Ukraine has spotted the opportunity. President Volodymyr Zelenskiy has appealed directly to Russian mothers. The government in Kyiv set up a hotline and runs a Telegram channel and website with pictures of those captured, for families searching for loved ones — to spread the word.
It’s a danger Putin recognizes and has struggled with since his plans for a three-day war went wrong in late February. He has repeatedly said there are no conscripts on the front in Ukraine — the use of conscripts in battle remains a highly sensitive issue — and has resisted mass mobilization. But his Defense Ministry has had to acknowledge that some conscripts have been deployed, and some captured. And facing heavy losses of troops and equipment, Putin has just removed the upper age limit for contract soldiers. As the fight drags on, he will have to pull in reserves, or more of those doing their compulsory military service. (Though most likely not women, who make up a tiny portion of the armed forces and are not generally permitted in frontline roles.)
As Ben Noble, who studies Russian domestic politics at University College London, points out, casualties, like economic hardship, will test the limits of the regime’s propaganda and repression because both are directly experienced by ordinary Russians, whatever television talk shows say. And there will be a tipping point for both.
Three factors make matters worse for Putin. One is that even by the standards of autocrats, he struggles with empathy that might help navigate a public crisis. He only found time to visit injured servicemen three months after the invasion of Ukraine, and the Kremlin’s idea of presidential compassion was footage of wooden handshakes distributed in a spotless Moscow hospital where no one actually appeared to be particularly ill. As Noble put it to me, it’s a personalist regime without a human face.
Then, there’s the fact that unlike around the annexation of Crimea in 2014, the patriotic surge in Russian opinion shown in surveys after the fighting began also shows significant anxiety.
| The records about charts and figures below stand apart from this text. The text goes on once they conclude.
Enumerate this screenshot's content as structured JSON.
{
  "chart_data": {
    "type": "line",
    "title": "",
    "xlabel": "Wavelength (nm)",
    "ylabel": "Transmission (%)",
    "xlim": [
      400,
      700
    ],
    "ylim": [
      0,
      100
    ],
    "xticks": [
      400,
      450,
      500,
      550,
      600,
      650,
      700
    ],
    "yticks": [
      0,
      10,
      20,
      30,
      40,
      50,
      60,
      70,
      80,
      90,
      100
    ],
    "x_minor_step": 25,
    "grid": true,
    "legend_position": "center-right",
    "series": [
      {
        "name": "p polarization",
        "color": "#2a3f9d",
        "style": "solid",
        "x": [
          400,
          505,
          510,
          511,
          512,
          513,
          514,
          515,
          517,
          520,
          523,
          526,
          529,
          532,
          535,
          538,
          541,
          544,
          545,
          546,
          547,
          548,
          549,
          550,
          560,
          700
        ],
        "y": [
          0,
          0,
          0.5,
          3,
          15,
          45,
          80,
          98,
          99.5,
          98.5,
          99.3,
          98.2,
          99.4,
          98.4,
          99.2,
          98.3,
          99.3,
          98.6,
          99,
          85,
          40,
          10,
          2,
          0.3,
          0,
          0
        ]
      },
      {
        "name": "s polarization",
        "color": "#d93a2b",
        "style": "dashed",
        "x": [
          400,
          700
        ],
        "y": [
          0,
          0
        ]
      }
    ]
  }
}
Asked in March what they felt about the war, most did first mention pride in Russia — but then it was fear, anxiety and horror. For younger respondents, fear, anxiety and horror came first. There are already disgruntled relatives speaking up and attacks on draft offices.
Finally, there’s Putin’s emphasis on women as mothers, as he grapples with Russia’s dismal demographics and leans on traditionalist views to rein in society. He has, for example, sought to restore the Soviet title of “Heroine Mother” for women with large families. It’s hard to glorify, then silence.
Moms and wives can’t topple Putin or end the fight, just as their distress didn’t force troops out of Afghanistan or end the Soviet Union. But their grief and growing numbers of casualties — which state media cannot airbrush away with laudatory coverage alone — tarnishes the military and the state with unpredictable consequences.
“We got so used to living on two levels, one according to what we read in books and the press, and the other — totally different — according to our own experience,” one woman told Alexievich, after extracts from her book were published.
“Everything you wrote was true, except that reality was even more terrible.”